The goal is to improve efficiencies to reach a breakeven oil price of under $40/bbl West Texas Intermediate, Hollub said. With board approval, maintenance capital for 2021 tentatively would be set at $2.7-2.9 billion, keeping output basically flat for the year.
“We do have things planned beyond next year that will help to increase cash flow without significant additional capital, part of what we really needed to do to maximize the cash flow that we get out of our operations was first to capture the synergies,” Hollub told analysts.
To improve the bottom line, the top of the list is divesting assets. Thus far, Oxy has sold about $6 billion in properties, but the process took a nearly three-month pause in March, April and May “when everybody was really dealing with the crisis” related to Covid-19, she noted.

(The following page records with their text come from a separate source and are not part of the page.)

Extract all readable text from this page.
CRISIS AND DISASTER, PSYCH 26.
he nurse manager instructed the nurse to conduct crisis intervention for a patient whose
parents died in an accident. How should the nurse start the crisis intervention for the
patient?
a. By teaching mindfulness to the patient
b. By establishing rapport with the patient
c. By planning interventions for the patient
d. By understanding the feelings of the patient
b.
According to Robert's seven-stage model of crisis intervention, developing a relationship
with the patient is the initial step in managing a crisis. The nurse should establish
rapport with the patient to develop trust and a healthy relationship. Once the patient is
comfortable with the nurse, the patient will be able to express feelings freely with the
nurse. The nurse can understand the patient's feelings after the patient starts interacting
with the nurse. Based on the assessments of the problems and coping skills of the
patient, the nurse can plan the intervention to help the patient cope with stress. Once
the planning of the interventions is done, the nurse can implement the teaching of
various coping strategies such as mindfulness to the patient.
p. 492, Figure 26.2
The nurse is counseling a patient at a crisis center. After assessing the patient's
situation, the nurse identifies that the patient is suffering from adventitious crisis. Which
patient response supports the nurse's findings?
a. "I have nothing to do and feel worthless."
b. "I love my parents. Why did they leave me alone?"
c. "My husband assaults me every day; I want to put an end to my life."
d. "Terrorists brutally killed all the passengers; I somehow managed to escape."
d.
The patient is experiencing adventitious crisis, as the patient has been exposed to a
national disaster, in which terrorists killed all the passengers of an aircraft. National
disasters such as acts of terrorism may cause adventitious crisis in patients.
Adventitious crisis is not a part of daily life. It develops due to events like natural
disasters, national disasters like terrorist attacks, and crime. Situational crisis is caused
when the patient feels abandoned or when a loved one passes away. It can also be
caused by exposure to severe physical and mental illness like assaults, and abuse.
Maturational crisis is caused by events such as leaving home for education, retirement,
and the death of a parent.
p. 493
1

Oxy also doesn’t want to sell assets for less than they are worth. The plan is “not to sacrifice value for timing, so we’ve got some room to make the right decisions around our divestitures.” Another avenue down the line is adding more joint ventures (JV) on core acreage, including in the Permian. The JVs would enable Oxy to “bring on another wedge of cash flow that will get us to where we need to be to be able to get back to a stronger balance sheet and get back to growth probably sooner than most people are modeling at this point,” said the CEO.
Oil and gas production in 2Q2020 was 36,000 boe/d, above the midpoint of guidance, fueled by the better-than-expected output from the Permian. However, the gains in production came when prices were weak and wells were curtailed. Realized oil prices averaged $23.17/bbl, down 51% year/year.

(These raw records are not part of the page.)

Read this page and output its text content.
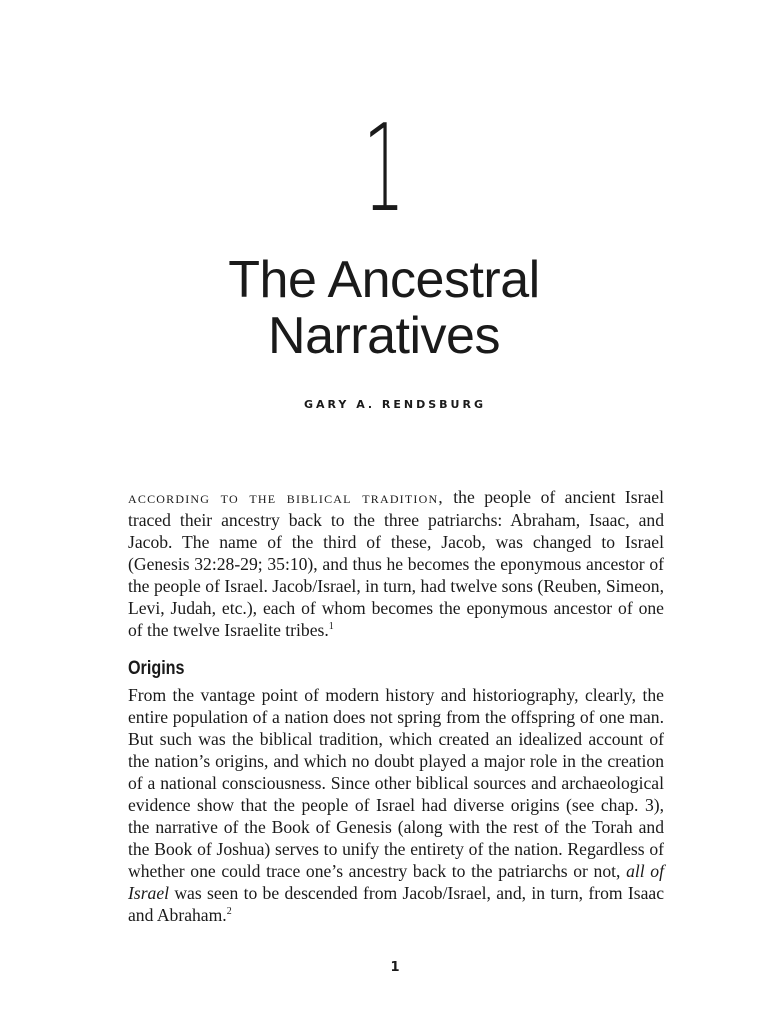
1
The Ancestral
Narratives
GARY A. RENDSBURG

according to the biblical tradition, the people of ancient Israel traced their ancestry back to the three patriarchs: Abraham, Isaac, and Jacob. The name of the third of these, Jacob, was changed to Israel (Genesis 32:28-29; 35:10), and thus he becomes the eponymous ancestor of the people of Israel. Jacob/Israel, in turn, had twelve sons (Reuben, Simeon, Levi, Judah, etc.), each of whom becomes the eponymous ancestor of one of the twelve Israelite tribes.$^1$

Origins

From the vantage point of modern history and historiography, clearly, the entire population of a nation does not spring from the offspring of one man. But such was the biblical tradition, which created an idealized account of the nation’s origins, and which no doubt played a major role in the creation of a national consciousness. Since other biblical sources and archaeological evidence show that the people of Israel had diverse origins (see chap. 3), the narrative of the Book of Genesis (along with the rest of the Torah and the Book of Joshua) serves to unify the entirety of the nation. Regardless of whether one could trace one’s ancestry back to the patriarchs or not, all of Israel was seen to be descended from Jacob/Israel, and, in turn, from Isaac and Abraham.$^2$

1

“Operability remains high across our oil and gas operations, and we’ve reduced downtime across the legacy of the Anadarko acreage faster than originally planned,” Hollub said. “To maximize the economic benefit from our existing base production, we have increased production by bottlenecking surface infrastructure, mitigating decline and reducing operating costs.
“We are employing remote surveillance processes, utilizing artificial intelligence to further enhance our predictive maintenance schedules, optimizing artificial lift systems, adding an additional well to centralize gas lift and reducing back pressure throughout our gathering systems and facilities.”
Moderate Boost To Output
Second quarter curtailments in the Permian averaged 29,000 boe/d, peaking in May at 47,000 boe/d. Permian output in the quarter exceeded the high end of guidance by 5% at 465,000 boe/d.
“We have now brought back online the majority of the domestic production that was shut-in for economic reasons with no detrimental impact to oil performance across our portfolio,” Hollub said. “This quarter, we achieved our combined overhead synergy and cost reduction goal by decreasing our overhead costs to below $400 million. On an annualized basis, we have fully realized $1.5 billion of total overhead savings versus our original synergies target of $900 million…
“We also reduced our operating costs by $800 million, which is an additional $600 million more than our synergy target of $200 million. We expect more than two-thirds of the additional operating cost savings will be permanent, even as we return to normalized activity levels…”
Oxy is committed to spending within the capital budget of $2.4-2.6 billion this year and plans to “moderately increase drilling and completion activities in the third and fourth quarters.”
Plans are to restart activity with the Permian Midland JV partner Ecopetrol, with two rigs running by the end of September.
“We will also selectively resume activity across other assets,” Hollub said. “And in the Gulf of Mexico, we are restarting our drillship that was idled earlier in the year…
“In any eventual growth scenario, we expect an annual production growth will be less than the 5% per year that we’ve previously stated,” the CEO said. “Our desire is to at least stabilize production next year. Our 2021 capital budget will depend on what market conditions are indicating when we roll up the budget in the fourth quarter.”